A court in China’s far west has sentenced to death two teenagers for the killing of the head of the country’s biggest mosque, state media reported, in a case that highlighted divisions in the violence-wracked Xinjiang region.
The Kashgar Intermediate People’s Court on Sunday handed down the death penalty to Gheni Hasan and Nurmemet Abidilimit “on charges of forming and leading terrorist groups and murder,” Xinhua news agency said.
A third person, Atawulla Tursun, received a life sentence for “taking part in terrorist groups and murder,” Xinhua said.
“The court said the gang, led by Gheni Hasan, was influenced by religious extremism and trained its members to murder patriotic religious figures,” the report said.

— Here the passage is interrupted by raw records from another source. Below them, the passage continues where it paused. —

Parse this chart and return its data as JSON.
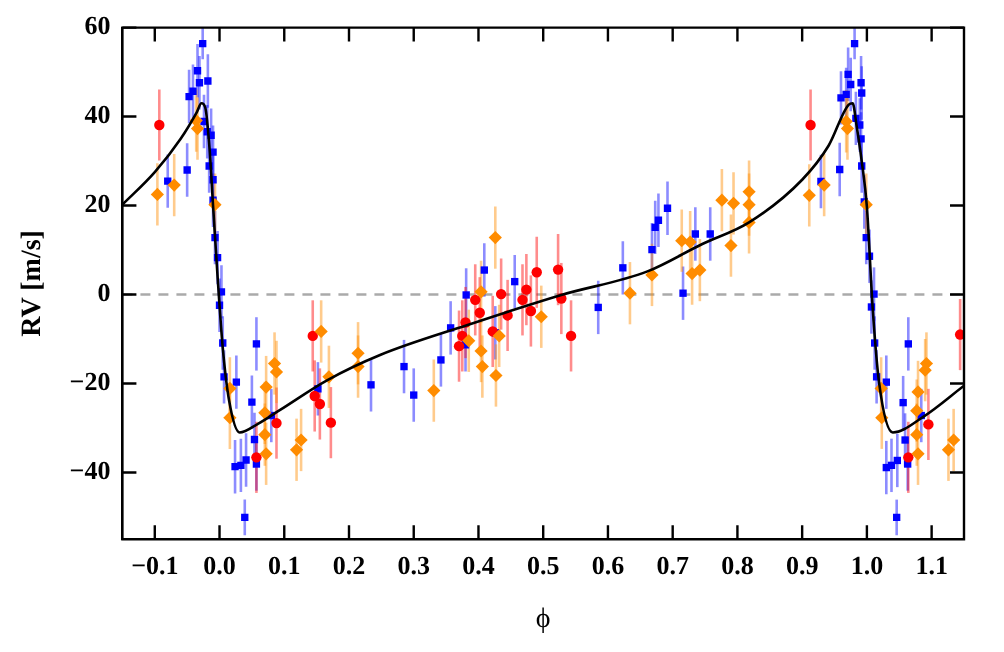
{
  "chart_data": {
    "type": "scatter",
    "xlabel": "ϕ",
    "ylabel": "RV [m/s]",
    "xlim": [
      -0.15,
      1.15
    ],
    "ylim": [
      -55,
      60
    ],
    "xticks": [
      {
        "value": -0.1,
        "label": "−0.1"
      },
      {
        "value": 0,
        "label": "0.0"
      },
      0.1,
      0.2,
      0.3,
      0.4,
      0.5,
      0.6,
      0.7,
      0.8,
      0.9,
      {
        "value": 1,
        "label": "1.0"
      },
      1.1
    ],
    "yticks": [
      {
        "value": -40,
        "label": "−40"
      },
      {
        "value": -20,
        "label": "−20"
      },
      0,
      20,
      40,
      60
    ],
    "grid": false,
    "legend": false,
    "ref_lines": [
      {
        "axis": "y",
        "value": 0,
        "color": "#aaaaaa",
        "line_style": "dashed"
      }
    ],
    "series": [
      {
        "type": "scatter",
        "marker": "square",
        "color": "#0000ff",
        "x": [
          -0.08,
          -0.05,
          -0.047,
          -0.041,
          -0.034,
          -0.031,
          -0.026,
          -0.024,
          -0.019,
          -0.018,
          -0.016,
          -0.013,
          -0.01,
          -0.01,
          -0.01,
          -0.007,
          -0.003,
          0,
          0.003,
          0.005,
          0.007,
          0.024,
          0.026,
          0.033,
          0.039,
          0.041,
          0.05,
          0.054,
          0.057,
          0.057,
          0.08,
          0.152,
          0.234,
          0.285,
          0.3,
          0.342,
          0.357,
          0.38,
          0.381,
          0.409,
          0.426,
          0.456,
          0.585,
          0.623,
          0.668,
          0.673,
          0.678,
          0.692,
          0.716,
          0.735,
          0.758,
          0.929,
          0.958,
          0.96,
          0.968,
          0.971,
          0.975,
          0.981,
          0.983,
          0.989,
          0.991,
          0.991,
          0.992,
          0.992,
          0.996,
          0.999,
          1.004,
          1.007,
          1.011,
          1.012,
          1.015,
          1.03,
          1.03,
          1.038,
          1.046,
          1.047,
          1.056,
          1.059,
          1.063,
          1.064,
          1.084
        ],
        "values": [
          25.5,
          28,
          44.5,
          45.7,
          50.3,
          47.6,
          56.4,
          38.9,
          36.6,
          48,
          28.9,
          35.8,
          32,
          25.8,
          21.2,
          12.8,
          8.3,
          -2.4,
          0.6,
          -10.9,
          -18.5,
          -38.7,
          -19.7,
          -38.4,
          -50.1,
          -37.2,
          -24.2,
          -32.6,
          -11.1,
          -38.1,
          -27.2,
          -21.2,
          -20.3,
          -16.2,
          -22.6,
          -14.7,
          -7.5,
          -11.3,
          -0.1,
          5.5,
          -8.6,
          2.9,
          -2.9,
          6,
          10.1,
          15.1,
          16.7,
          19.4,
          0.3,
          13.6,
          13.6,
          25.4,
          28.1,
          44.2,
          45,
          49.5,
          47.2,
          56.4,
          39.6,
          38.1,
          47.6,
          35,
          45.3,
          28.9,
          20.8,
          12.8,
          8.6,
          -2.8,
          0.1,
          -10.9,
          -18.5,
          -19.7,
          -38.9,
          -38.4,
          -50.1,
          -37.3,
          -24.3,
          -32.7,
          -38.1,
          -11.1,
          -27.2
        ],
        "errors": [
          6,
          6,
          6,
          6,
          6,
          6,
          3.5,
          6,
          6,
          6,
          6,
          6,
          6,
          6,
          6,
          6,
          6,
          6,
          6,
          6,
          6,
          6,
          6,
          6,
          4,
          6,
          6,
          6,
          6,
          6,
          6,
          6,
          6,
          6,
          6,
          6,
          6,
          6,
          6,
          6,
          6,
          6,
          6,
          6,
          6,
          6,
          6,
          6,
          6,
          6,
          6,
          6,
          6,
          6,
          6,
          6,
          6,
          3.5,
          6,
          6,
          6,
          6,
          6,
          6,
          6,
          6,
          6,
          6,
          6,
          6,
          6,
          6,
          6,
          6,
          4,
          6,
          6,
          6,
          6,
          6,
          6
        ]
      },
      {
        "type": "scatter",
        "marker": "circle",
        "color": "#ff0000",
        "x": [
          -0.093,
          0.057,
          0.088,
          0.144,
          0.147,
          0.155,
          0.172,
          0.37,
          0.375,
          0.38,
          0.395,
          0.402,
          0.422,
          0.435,
          0.445,
          0.468,
          0.474,
          0.481,
          0.49,
          0.523,
          0.528,
          0.543,
          0.913,
          1.064,
          1.095,
          1.144
        ],
        "values": [
          38.1,
          -36.6,
          -28.9,
          -9.3,
          -22.8,
          -24.6,
          -28.8,
          -11.6,
          -9.3,
          -6.3,
          -1.2,
          -4.1,
          -8.3,
          0.1,
          -4.7,
          -1.2,
          1.1,
          -3.7,
          5,
          5.6,
          -0.9,
          -9.3,
          38.1,
          -36.6,
          -29.2,
          -9
        ],
        "errors": [
          8,
          8,
          8,
          8,
          8,
          8,
          8,
          8,
          8,
          8,
          8,
          8,
          8,
          8,
          8,
          8,
          8,
          8,
          8,
          8,
          8,
          8,
          8,
          8,
          8,
          8
        ]
      },
      {
        "type": "scatter",
        "marker": "diamond",
        "color": "#ff8c00",
        "x": [
          -0.096,
          -0.07,
          -0.036,
          -0.034,
          -0.007,
          0.016,
          0.016,
          0.07,
          0.072,
          0.07,
          0.072,
          0.085,
          0.088,
          0.119,
          0.126,
          0.157,
          0.169,
          0.214,
          0.214,
          0.331,
          0.385,
          0.404,
          0.404,
          0.406,
          0.426,
          0.427,
          0.432,
          0.497,
          0.634,
          0.668,
          0.714,
          0.727,
          0.73,
          0.742,
          0.776,
          0.79,
          0.794,
          0.818,
          0.818,
          0.818,
          0.911,
          0.934,
          0.968,
          0.97,
          0.999,
          1.022,
          1.023,
          1.077,
          1.079,
          1.077,
          1.079,
          1.09,
          1.092,
          1.126,
          1.134
        ],
        "values": [
          22.5,
          24.6,
          39.1,
          37.3,
          20.2,
          -21.1,
          -27.7,
          -26.6,
          -20.8,
          -31.5,
          -35.8,
          -15.5,
          -17.4,
          -34.9,
          -32.7,
          -8.3,
          -18.5,
          -13.2,
          -16.2,
          -21.6,
          -10.4,
          0.6,
          -12.7,
          -16.2,
          12.8,
          -18.2,
          -9.3,
          -5,
          0.3,
          4.4,
          12.1,
          11.8,
          4.7,
          5.5,
          21.2,
          11,
          20.5,
          23.1,
          20.2,
          16.2,
          22.3,
          24.6,
          38.9,
          37.3,
          20.2,
          -21.1,
          -27.7,
          -26.1,
          -21.9,
          -31.5,
          -35.8,
          -17,
          -15.5,
          -34.9,
          -32.7
        ],
        "errors": [
          7,
          7,
          7,
          7,
          7,
          7,
          7,
          7,
          7,
          7,
          7,
          7,
          7,
          7,
          7,
          7,
          7,
          7,
          7,
          7,
          7,
          7,
          7,
          7,
          7,
          7,
          7,
          7,
          7,
          7,
          7,
          7,
          7,
          7,
          7,
          7,
          7,
          7,
          7,
          7,
          7,
          7,
          7,
          7,
          7,
          7,
          7,
          7,
          7,
          7,
          7,
          7,
          7,
          7,
          7
        ]
      },
      {
        "type": "line",
        "marker": "none",
        "color": "#000000",
        "x": [
          -0.15,
          -0.1,
          -0.06,
          -0.035,
          -0.028,
          -0.022,
          -0.015,
          -0.01,
          -0.003,
          0.005,
          0.015,
          0.031,
          0.06,
          0.093,
          0.166,
          0.248,
          0.382,
          0.528,
          0.661,
          0.745,
          0.818,
          0.9,
          0.941,
          0.972,
          0.978,
          0.984,
          0.992,
          1.0,
          1.009,
          1.019,
          1.04,
          1.087,
          1.15
        ],
        "values": [
          20.2,
          27.5,
          35,
          41,
          43,
          42,
          32,
          20,
          4,
          -12,
          -24,
          -31,
          -29,
          -26,
          -19.3,
          -13.6,
          -6.9,
          -0.1,
          5.2,
          11.3,
          16.2,
          25.8,
          33.5,
          42.7,
          43,
          38,
          30,
          19.7,
          -3.2,
          -20,
          -31,
          -27.5,
          -20.5
        ]
      }
    ]
  }
}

The state-run China Daily yesterday gave Abidilimit’s age as 19 and Hasan’s as 18, though it identified Hasan as Aini Aishan, a Chinese transliteration.
Jume Tahir, the government-appointed imam of the 600-year-old Id Kah mosque in Kashgar, was killed on July 30.
The reports said Abidilimit and two others killed the imam, adding that the others were shot dead by police in an ensuing manhunt.
Citing the Xinjiang Daily, the China Daily said Hasan planned the killing because he believed the imam had distorted the meaning of the Koran and that the killing of such an influential person would make an impact.
Xinjiang, home to China’s mostly Muslim Uighur ethnic minority, has seen escalating violence which in the past year has spilled over into other parts of China.
Authorities have launched a crackdown and courts have meted out harsh sentences, such as the death penalties given to three people earlier this month over a mass stabbing that left 31 people dead in the southwestern city of Kunming in March.
Last month, China announced the executions of eight people for “terrorist attacks,” including three it described as “masterminding” a suicide car attack in Beijing’s Tiananmen Square in October last year.
China blames unrest in the region on organized terrorists influenced by religious extremists and groups abroad. However, rights groups and analysts say cultural and religious repression of Uighurs, as well as massive immigration to the region by China’s dominant Han ethnic majority, have stoked tensions.
“The harsh sentences can’t stop Uighur dissatisfaction,” Dilxat Raxit, spokesman for the exile World Uyghur Congress, said in a message.
The Chinese government “should look for the root of this problem in its own policies,” he added.
“Uighurs’ religion and traditional lifestyle should be respected, and provocations should be stopped to avoid new turmoil,” he said.